7. Summary and Future Trends

This review summarizes the reported experimental results of flexoelectricity in ferroelectric materials. Different measurement methods have been designed for flexoelectric coefficients, but a technique to separate the non-zero components of the flexoelectric coefficients of ferroelectric materials is still missing. As seen from the reported flexoelectric coefficients, they are several orders of magnitude larger than the theoretical values for ferroelectric materials. Although the spontaneously polarized surface theory can largely explain this issue, other theories may also contribute to the measured flexoelectric coefficients. Therefore, further research is necessary to fully understand the origin of the large flexoelectric response observed in ferroelectric ceramics.

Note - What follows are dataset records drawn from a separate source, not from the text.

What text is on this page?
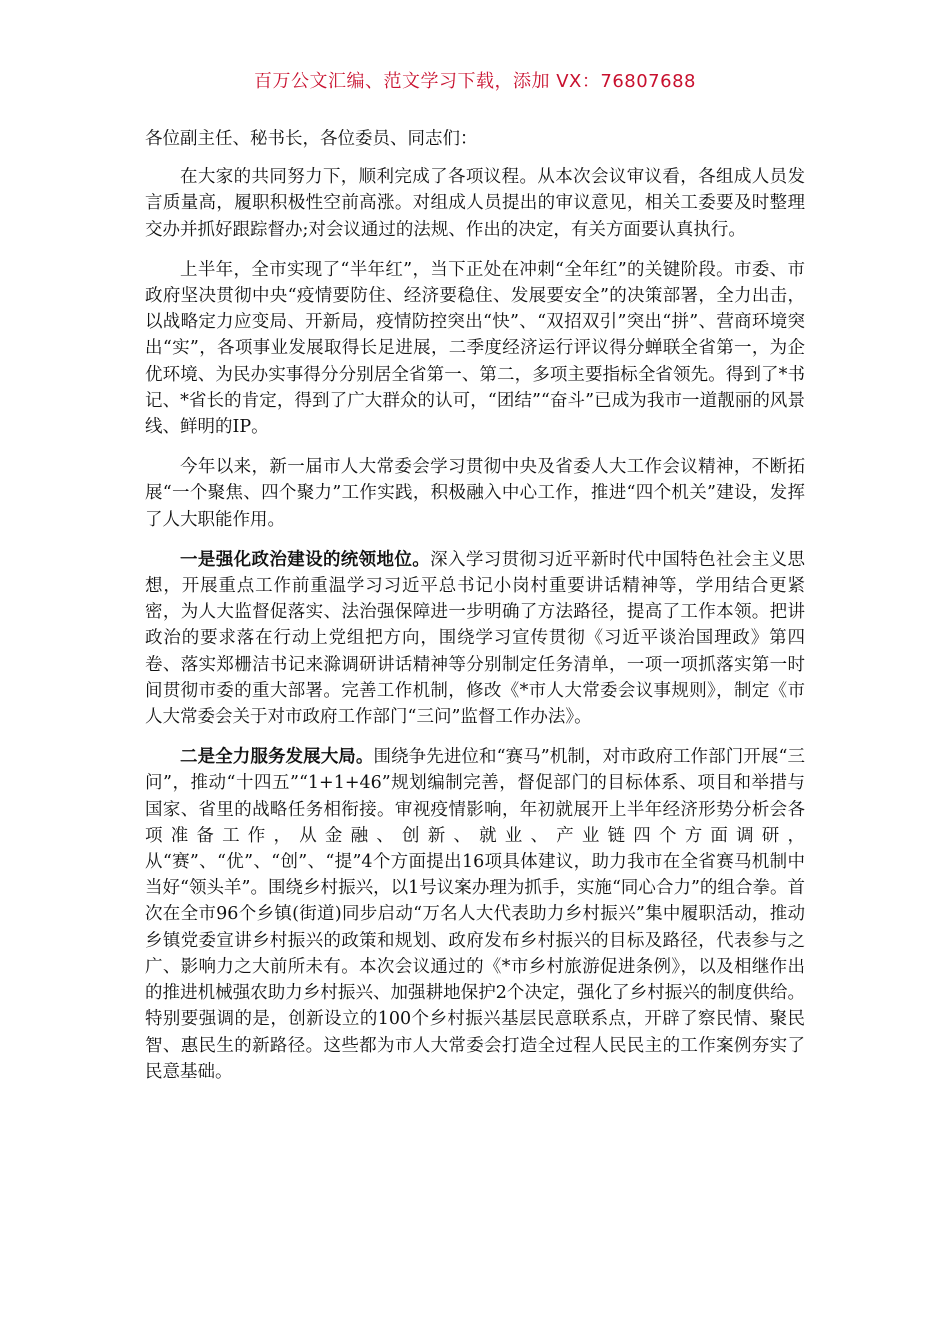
百万公文汇编、范文学习下载，添加 VX：76807688

各位副主任、秘书长，各位委员、同志们：

在大家的共同努力下，顺利完成了各项议程。从本次会议审议看，各组成人员发言质量高，履职积极性空前高涨。对组成人员提出的审议意见，相关工委要及时整理交办并抓好跟踪督办;对会议通过的法规、作出的决定，有关方面要认真执行。

上半年，全市实现了“半年红”，当下正处在冲刺“全年红”的关键阶段。市委、市政府坚决贯彻中央“疫情要防住、经济要稳住、发展要安全”的决策部署，全力出击，以战略定力应变局、开新局，疫情防控突出“快”、“双招双引”突出“拼”、营商环境突出“实”，各项事业发展取得长足进展，二季度经济运行评议得分蝉联全省第一，为企优环境、为民办实事得分分别居全省第一、第二，多项主要指标全省领先。得到了*书记、*省长的肯定，得到了广大群众的认可，“团结”“奋斗”已成为我市一道靓丽的风景线、鲜明的IP。

今年以来，新一届市人大常委会学习贯彻中央及省委人大工作会议精神，不断拓展“一个聚焦、四个聚力”工作实践，积极融入中心工作，推进“四个机关”建设，发挥了人大职能作用。

一是强化政治建设的统领地位。深入学习贯彻习近平新时代中国特色社会主义思想，开展重点工作前重温学习习近平总书记小岗村重要讲话精神等，学用结合更紧密，为人大监督促落实、法治强保障进一步明确了方法路径，提高了工作本领。把讲政治的要求落在行动上党组把方向，围绕学习宣传贯彻《习近平谈治国理政》第四卷、落实郑栅洁书记来滁调研讲话精神等分别制定任务清单，一项一项抓落实第一时间贯彻市委的重大部署。完善工作机制，修改《*市人大常委会议事规则》，制定《市人大常委会关于对市政府工作部门“三问”监督工作办法》。

二是全力服务发展大局。围绕争先进位和“赛马”机制，对市政府工作部门开展“三问”，推动“十四五”“1+1+46”规划编制完善，督促部门的目标体系、项目和举措与国家、省里的战略任务相衔接。审视疫情影响，年初就展开上半年经济形势分析会各项准备工作，从金融、创新、就业、产业链四个方面调研，从“赛”、“优”、“创”、“提”4个方面提出16项具体建议，助力我市在全省赛马机制中当好“领头羊”。围绕乡村振兴，以1号议案办理为抓手，实施“同心合力”的组合拳。首次在全市96个乡镇(街道)同步启动“万名人大代表助力乡村振兴”集中履职活动，推动乡镇党委宣讲乡村振兴的政策和规划、政府发布乡村振兴的目标及路径，代表参与之广、影响力之大前所未有。本次会议通过的《*市乡村旅游促进条例》，以及相继作出的推进机械强农助力乡村振兴、加强耕地保护2个决定，强化了乡村振兴的制度供给。特别要强调的是，创新设立的100个乡村振兴基层民意联系点，开辟了察民情、聚民智、惠民生的新路径。这些都为市人大常委会打造全过程人民民主的工作案例夯实了民意基础。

For the applications of flexoelectric response, the criteria for achieving better performance are a large flexoelectric coefficient and strain gradient. Thus, enhancing the flexoelectric coefficient and strain gradient is necessary. A common approach to increasing strain gradients is to reduce the size of materials, for example, by fabricating nanoscale films. However, obtaining a large strain gradient in bulk materials is still difficult. Reducing the size of materials to nanoscale is in line with the development of small electronic devices. Because of the universality of flexoelectric response, strain gradients have been demonstrated to affect many physical properties through the generation of a flexoelectric field, which is an interdisciplinary research direction.